Dorthea, Willa, Aunt Polly, Ramona, Pippi and me…

In January I stumbled upon a book by Todd Herman, The Alter Ego Effect. His concept seems relatively simple. However, putting it into practice isn’t without some effort. I’ve been thinking about my alter ego(s), or at least the times I’ve needed one and didn’t realized it yet.

Your Alter Ego is really about defining how you want to show up, defining the Superpowers, and borrowing the characteristics of an existing person, character, superhero, animal, or whatever to help activate your Heroic Self.” —Todd Herman

We step in and out of so many arenas throughout our days and our lives. I’m a wife, mother, daughter-in-law, daughter, sister, sister-in-law, aunt, great aunt, niece, cousin, friend, artist, writer, board member, family recovery coach, neighbor, athlete…the list goes on and on.

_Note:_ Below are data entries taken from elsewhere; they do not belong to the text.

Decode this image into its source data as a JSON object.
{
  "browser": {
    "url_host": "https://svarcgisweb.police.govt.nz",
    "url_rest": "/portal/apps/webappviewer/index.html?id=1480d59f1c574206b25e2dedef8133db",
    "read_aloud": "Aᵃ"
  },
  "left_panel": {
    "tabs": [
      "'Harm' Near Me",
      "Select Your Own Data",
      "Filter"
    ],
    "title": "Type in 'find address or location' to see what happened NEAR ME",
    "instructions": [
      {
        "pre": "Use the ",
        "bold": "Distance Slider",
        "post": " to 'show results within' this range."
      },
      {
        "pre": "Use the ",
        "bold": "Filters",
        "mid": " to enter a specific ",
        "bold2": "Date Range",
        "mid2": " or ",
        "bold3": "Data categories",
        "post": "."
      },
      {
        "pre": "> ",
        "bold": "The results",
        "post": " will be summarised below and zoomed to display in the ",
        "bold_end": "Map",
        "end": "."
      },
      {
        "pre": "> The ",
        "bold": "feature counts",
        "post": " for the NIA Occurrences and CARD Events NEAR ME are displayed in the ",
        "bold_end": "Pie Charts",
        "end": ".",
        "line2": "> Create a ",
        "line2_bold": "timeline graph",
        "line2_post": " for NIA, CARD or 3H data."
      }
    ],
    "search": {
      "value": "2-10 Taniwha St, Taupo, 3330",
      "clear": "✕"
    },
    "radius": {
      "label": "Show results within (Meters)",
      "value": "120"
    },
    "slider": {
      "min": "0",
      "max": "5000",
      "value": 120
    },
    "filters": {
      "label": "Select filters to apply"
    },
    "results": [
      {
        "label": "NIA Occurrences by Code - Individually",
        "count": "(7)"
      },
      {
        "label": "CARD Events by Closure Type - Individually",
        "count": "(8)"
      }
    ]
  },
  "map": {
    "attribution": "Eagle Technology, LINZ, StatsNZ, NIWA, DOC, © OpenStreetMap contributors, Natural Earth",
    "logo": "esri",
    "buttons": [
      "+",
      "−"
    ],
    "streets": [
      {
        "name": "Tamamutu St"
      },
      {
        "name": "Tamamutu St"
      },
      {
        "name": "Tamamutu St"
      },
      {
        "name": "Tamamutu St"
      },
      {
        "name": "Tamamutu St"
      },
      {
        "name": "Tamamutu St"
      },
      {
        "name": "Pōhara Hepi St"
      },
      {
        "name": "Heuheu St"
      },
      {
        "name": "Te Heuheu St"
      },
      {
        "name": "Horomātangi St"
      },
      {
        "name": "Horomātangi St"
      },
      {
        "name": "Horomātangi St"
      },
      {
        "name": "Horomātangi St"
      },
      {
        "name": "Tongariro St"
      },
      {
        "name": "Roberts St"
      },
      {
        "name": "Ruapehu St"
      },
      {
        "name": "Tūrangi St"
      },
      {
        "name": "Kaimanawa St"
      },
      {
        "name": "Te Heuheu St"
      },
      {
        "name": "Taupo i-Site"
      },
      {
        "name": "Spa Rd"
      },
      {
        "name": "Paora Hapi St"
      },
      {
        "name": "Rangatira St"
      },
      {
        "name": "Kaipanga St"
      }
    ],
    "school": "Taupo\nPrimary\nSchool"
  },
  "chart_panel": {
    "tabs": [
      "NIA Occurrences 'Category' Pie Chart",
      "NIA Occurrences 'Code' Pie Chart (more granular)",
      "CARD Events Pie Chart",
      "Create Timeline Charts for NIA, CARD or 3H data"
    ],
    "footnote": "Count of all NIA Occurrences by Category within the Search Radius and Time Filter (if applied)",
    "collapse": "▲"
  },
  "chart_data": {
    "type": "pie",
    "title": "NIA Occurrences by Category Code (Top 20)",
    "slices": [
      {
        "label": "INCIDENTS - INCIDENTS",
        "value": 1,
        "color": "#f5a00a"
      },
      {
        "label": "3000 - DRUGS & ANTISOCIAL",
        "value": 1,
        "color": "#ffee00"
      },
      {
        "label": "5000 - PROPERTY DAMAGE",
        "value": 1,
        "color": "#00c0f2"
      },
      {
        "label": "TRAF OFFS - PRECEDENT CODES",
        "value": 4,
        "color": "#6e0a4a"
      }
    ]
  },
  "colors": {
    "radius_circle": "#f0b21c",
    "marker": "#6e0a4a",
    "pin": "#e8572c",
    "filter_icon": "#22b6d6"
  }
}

Do I really need to drag every single one of my roles around with me all the time? NO, I really don’t.

What are my dominant characteristics?

THE POSITIVE: generous, compassionate, empathetic, creative & adaptable

THE NOT SO POSITIVE: judgmental, reactive, disorganized, & often far too intense

What traits do my heroes possess?

Dorthea Lange/depression-era photographer—Dorthea could brilliantly see people’s humanity even in unimaginably difficult circumstances.

Willa Cather/prairie writer—My Antonia, Oh Pioneers, Song of the Lark—She wrote remarkable stories about pioneer life, providing context and sweeping language about the independence I felt growing up in South Dakota. NOTE: I named my daughter Willa in honor of the connection I felt to her writing.

Polly Gray (Aunt Polly) fiercely and elegantly played by Helen McCrory from the series Peaky Blinders is who I think of as my alter ego now. What I’m most drawn to is that Aunt Polly understands people very well; their nature, talents, weaknesses, heartaches, and perhaps most importantly—what intrinsically motivates them.

“Sometimes the women have to take over. Like in the war.”

—Polly Gray, Peaky Blinders, Series 1: Episode 4

Polly Gray also is determined, deliberate, generous, knows her strengths, and can access her anger when necessary. I tend to tamp down my anger and then it leaks out in unhealthy ways, mostly to those closest to me.

Anger often is the appropriate response to circumstances of injustice or being wronged. I want to learn how to use my anger, communicate clearly without brain-clouding emotion or being defensive when possible. Pretending I’m Aunt Polly gives me a little breathing room and more options of how to respond when my anger surfaces.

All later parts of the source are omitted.